Bislang hat der Gütersloher Landrat Sven-Georg Adenauer nur gegen das Coronavirus gekämpft. In seinem Kreis herrscht gerade das größte Infektionsgeschehen von ganz Deutschland. Doch mittlerweile gibt es noch einen anderen Gegner: die Stigmatisierung des Kreises und seiner Bewohner.
Brände unter Autos gelegt
Wie schon im Kreis Heinsberg am Anfang der Pandemie sehen sich jetzt die Gütersloher und Warendorfer mit einem Generalverdacht konfrontiert. Zusammen wohnen 640.000 Menschen in diesen beiden Kreisen. Bei Landrat Adenauer sorgt das für Wut. "Ich habe sogar schon von einem Fall gehört, dass ein Auto zerkratzt worden sein soll, von einem, der ein GT-Kennzeichen hat. Das ist natürlich heftig und geht überhaupt nicht", sagte er am Mittwoch (24.06.2020) auf einer Pressekonferenz.
In der Nacht auf Dienstag haben Unbekannte in Beckum (Kreis Warendorf) versucht, zwei Autos rumänischer Schlachthof-Arbeiter anzuzünden. Die Täter konnten flüchten, die Polizei ermittelt.
Maskenpflicht in Münster erweitert
Übel aufgestoßen ist dem Landrat auch eine Entscheidung aus dem benachbarten Münster. Dort gelten seit Mittwoch verschärfte Regeln: Wer aus dem Großraum Gütersloh und Warendorf - wo es ebenfalls hohe Coronazahlen gibt - nach Münster kommt, muss in der Öffentlichkeit und am Arbeitsplatz einen Mund-Nasen-Schutz tragen, wenn kein Abstand gehalten werden kann.
Landrat Adenauer übt scharfe Kritik an der Regel. Er halte das für "diskriminierend" und "stigmatisierend". "Das ist aus meiner Sicht nicht zu tolerieren." Ein Stadtsprecher aus Münster erwidert: "Da das Infektionsgeschehen und seine Ursachen hinlänglich bekannt sind, hält die Stadt eine Stigmatisierung für abwegig." Kontrollen werde es "nur aus gegebenem Anlass" geben.
Inzwischen hat auch die Uniklinik Münster reagiert. Wer seinen Wohnsitz in den beiden Kreisen hat, wird am Donnerstag nur noch behandelt, wenn ein negativer Coronatest vorliegt. Das gilt für alle ambulanten und stationären Patienten. Bis auf ein paar Ausnahmen dürfen auch Besucher aus den Kreisen nicht mehr kommen.
Osnabrück: Keine Freibad-Gäste aus Hotspot-Kreisen
Im niedersächsischen Landkreis Osnabrück sollten ab Mittwoch sogar dieselben Regeln für Menschen aus Gütersloh und Warendorf gelten wie in deren Heimatkreisen. Das heißt: keine Besuche von Museen, Ausflugszielen, Veranstaltungsorten und Sportanlagen.
"Damit wollen wir niemanden schikanieren oder diskriminieren", sagte ein Sprecher. Allerdings mache es aus Infektionsschutzgründen zum Beispiel keinen Sinn, wenn nach der Schließung der dortigen Freibäder nun nach Osnabrück ausgewichen werde.

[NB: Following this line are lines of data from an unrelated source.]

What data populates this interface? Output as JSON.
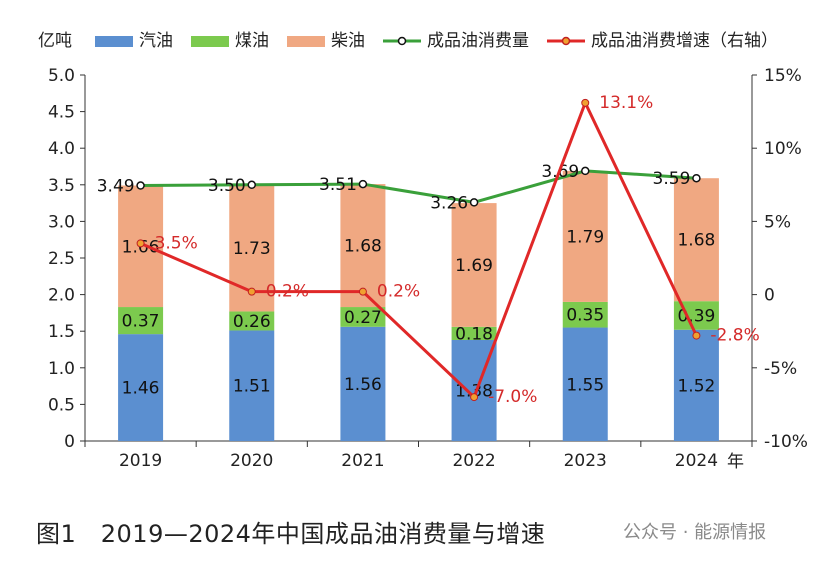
{
  "chart_data": {
    "type": "bar",
    "stacked": true,
    "categories": [
      "2019",
      "2020",
      "2021",
      "2022",
      "2023",
      "2024"
    ],
    "series": [
      {
        "name": "汽油",
        "color": "#5b8fd0",
        "values": [
          1.46,
          1.51,
          1.56,
          1.38,
          1.55,
          1.52
        ]
      },
      {
        "name": "煤油",
        "color": "#7cca4e",
        "values": [
          0.37,
          0.26,
          0.27,
          0.18,
          0.35,
          0.39
        ]
      },
      {
        "name": "柴油",
        "color": "#f0a882",
        "values": [
          1.66,
          1.73,
          1.68,
          1.69,
          1.79,
          1.68
        ]
      }
    ],
    "lines": [
      {
        "name": "成品油消费量",
        "color": "#3aa03a",
        "axis": "left",
        "values": [
          3.49,
          3.5,
          3.51,
          3.26,
          3.69,
          3.59
        ],
        "labels": [
          "3.49",
          "3.50",
          "3.51",
          "3.26",
          "3.69",
          "3.59"
        ]
      },
      {
        "name": "成品油消费增速（右轴）",
        "color": "#e02828",
        "axis": "right",
        "values": [
          3.5,
          0.2,
          0.2,
          -7.0,
          13.1,
          -2.8
        ],
        "labels": [
          "3.5%",
          "0.2%",
          "0.2%",
          "-7.0%",
          "13.1%",
          "-2.8%"
        ]
      }
    ],
    "ylabel": "亿吨",
    "xlabel": "年",
    "ylim": [
      0,
      5.0
    ],
    "yticks": [
      "5.0",
      "4.5",
      "4.0",
      "3.5",
      "3.0",
      "2.5",
      "2.0",
      "1.5",
      "1.0",
      "0.5",
      "0"
    ],
    "y2lim": [
      -10,
      15
    ],
    "y2ticks": [
      "15%",
      "10%",
      "5%",
      "0",
      "-5%",
      "-10%"
    ]
  },
  "caption": "图1　2019—2024年中国成品油消费量与增速",
  "watermark": "公众号 · 能源情报"
}
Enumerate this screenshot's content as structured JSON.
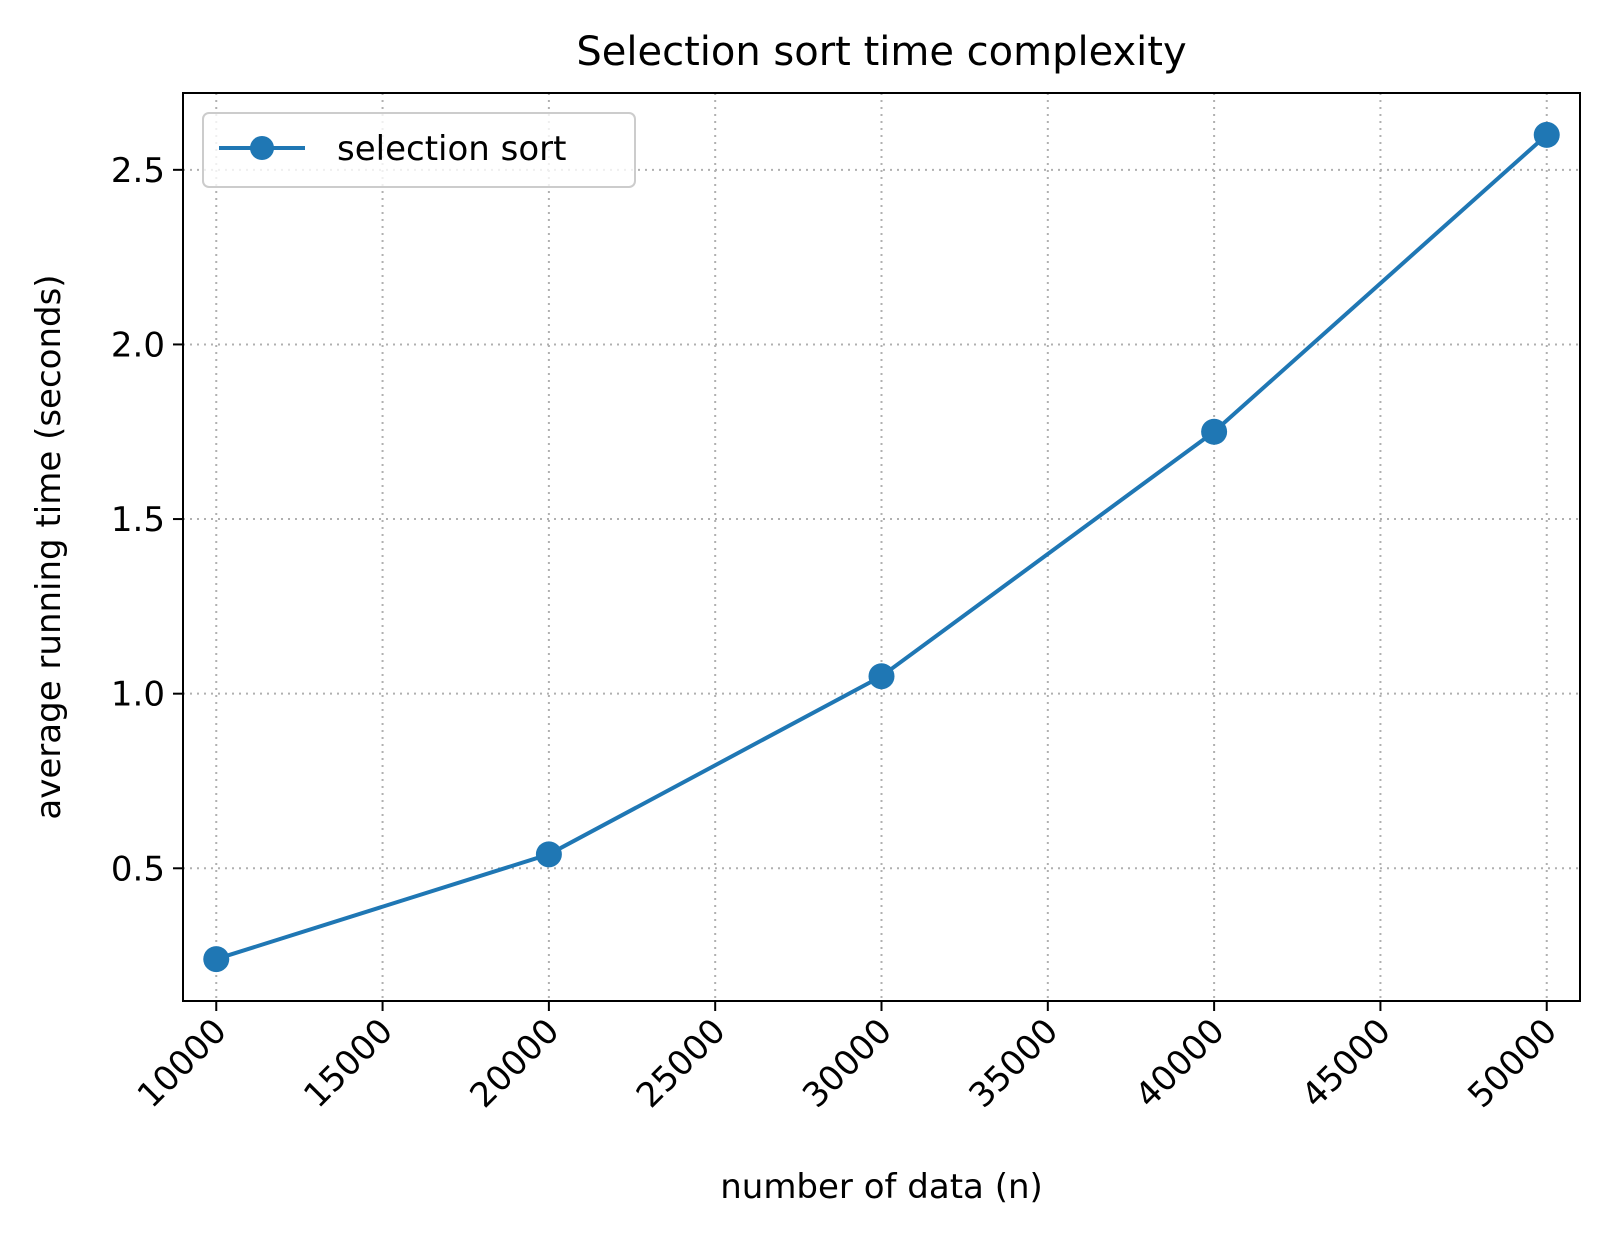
{
  "chart_data": {
    "type": "line",
    "title": "Selection sort time complexity",
    "xlabel": "number of data (n)",
    "ylabel": "average running time (seconds)",
    "x_ticks": [
      "10000",
      "15000",
      "20000",
      "25000",
      "30000",
      "35000",
      "40000",
      "45000",
      "50000"
    ],
    "x_tick_values": [
      10000,
      15000,
      20000,
      25000,
      30000,
      35000,
      40000,
      45000,
      50000
    ],
    "y_ticks": [
      "0.5",
      "1.0",
      "1.5",
      "2.0",
      "2.5"
    ],
    "y_tick_values": [
      0.5,
      1.0,
      1.5,
      2.0,
      2.5
    ],
    "xlim": [
      9000,
      51000
    ],
    "ylim": [
      0.12,
      2.72
    ],
    "x_tick_rotation_deg": -45,
    "grid": true,
    "legend_position": "upper-left",
    "series": [
      {
        "name": "selection sort",
        "color": "#1f77b4",
        "marker": "circle",
        "x": [
          10000,
          20000,
          30000,
          40000,
          50000
        ],
        "y": [
          0.24,
          0.54,
          1.05,
          1.75,
          2.6
        ]
      }
    ]
  }
}
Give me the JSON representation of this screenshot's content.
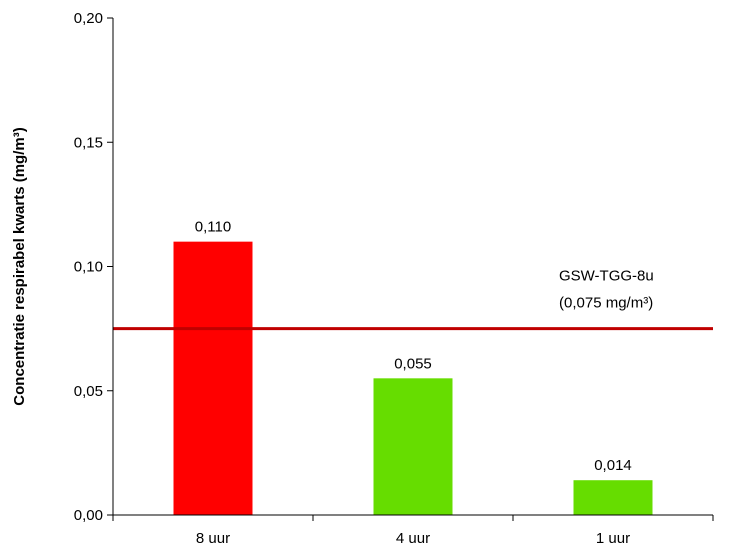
{
  "chart_data": {
    "type": "bar",
    "categories": [
      "8 uur",
      "4 uur",
      "1 uur"
    ],
    "values": [
      0.11,
      0.055,
      0.014
    ],
    "value_labels": [
      "0,110",
      "0,055",
      "0,014"
    ],
    "bar_colors": [
      "#ff0000",
      "#66dd00",
      "#66dd00"
    ],
    "ylabel": "Concentratie respirabel kwarts (mg/m³)",
    "ylim": [
      0,
      0.2
    ],
    "yticks": [
      0.0,
      0.05,
      0.1,
      0.15,
      0.2
    ],
    "ytick_labels": [
      "0,00",
      "0,05",
      "0,10",
      "0,15",
      "0,20"
    ],
    "grid": false,
    "legend": "none",
    "reference_line": {
      "value": 0.075,
      "color": "#c00000",
      "label_line1": "GSW-TGG-8u",
      "label_line2": "(0,075 mg/m³)"
    }
  }
}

Quasi-Einreiseverbote in anderen Bundesländern
Doch nicht nur in der Region gibt es Ärger. Auch wer aus den Kreisen Gütersloh und Warendorf in den Urlaub will, kann sich wie unter Generalverdacht fühlen. In mehreren Bundesländern herrschen nämlich Einreise- oder Beherbergungsverbote, weil in beiden Kreisen die Infektionszahlen so hoch sind.
Betroffen sind bislang Mecklenburg-Vorpommern, Niedersachsen, Schleswig-Holstein und Bayern. Österreich warnt vor Reisen nach NRW.
Landrat Adenauer hat keinerlei Verständnis für diese Schritte. "Das halte ich für völlig inakzeptabel." Abseits der Corona-Fälle aus der Tönnies-Schlachterei gebe es fast keine Infektionen im Kreis. Derzeit seien es 32 - bei 363.000 Einwohnern.
Neu ist all das nicht. Schon nach dem schweren Corona-Ausbruch in Heinsberg hatten Menschen dort über Ausgrenzungen und Anfeindungen berichtet. So sollen Autofahrer mit Heinsberger Kennzeichen an manchen Tankstellen und Geschäften außerhalb des Kreises nicht bedient worden sein. Auch wurde an manchen Autos angeblich der Lack zerkratzt. Den Bürgern aus Gütersloh und Warendorf könnte nun ähnliches drohen.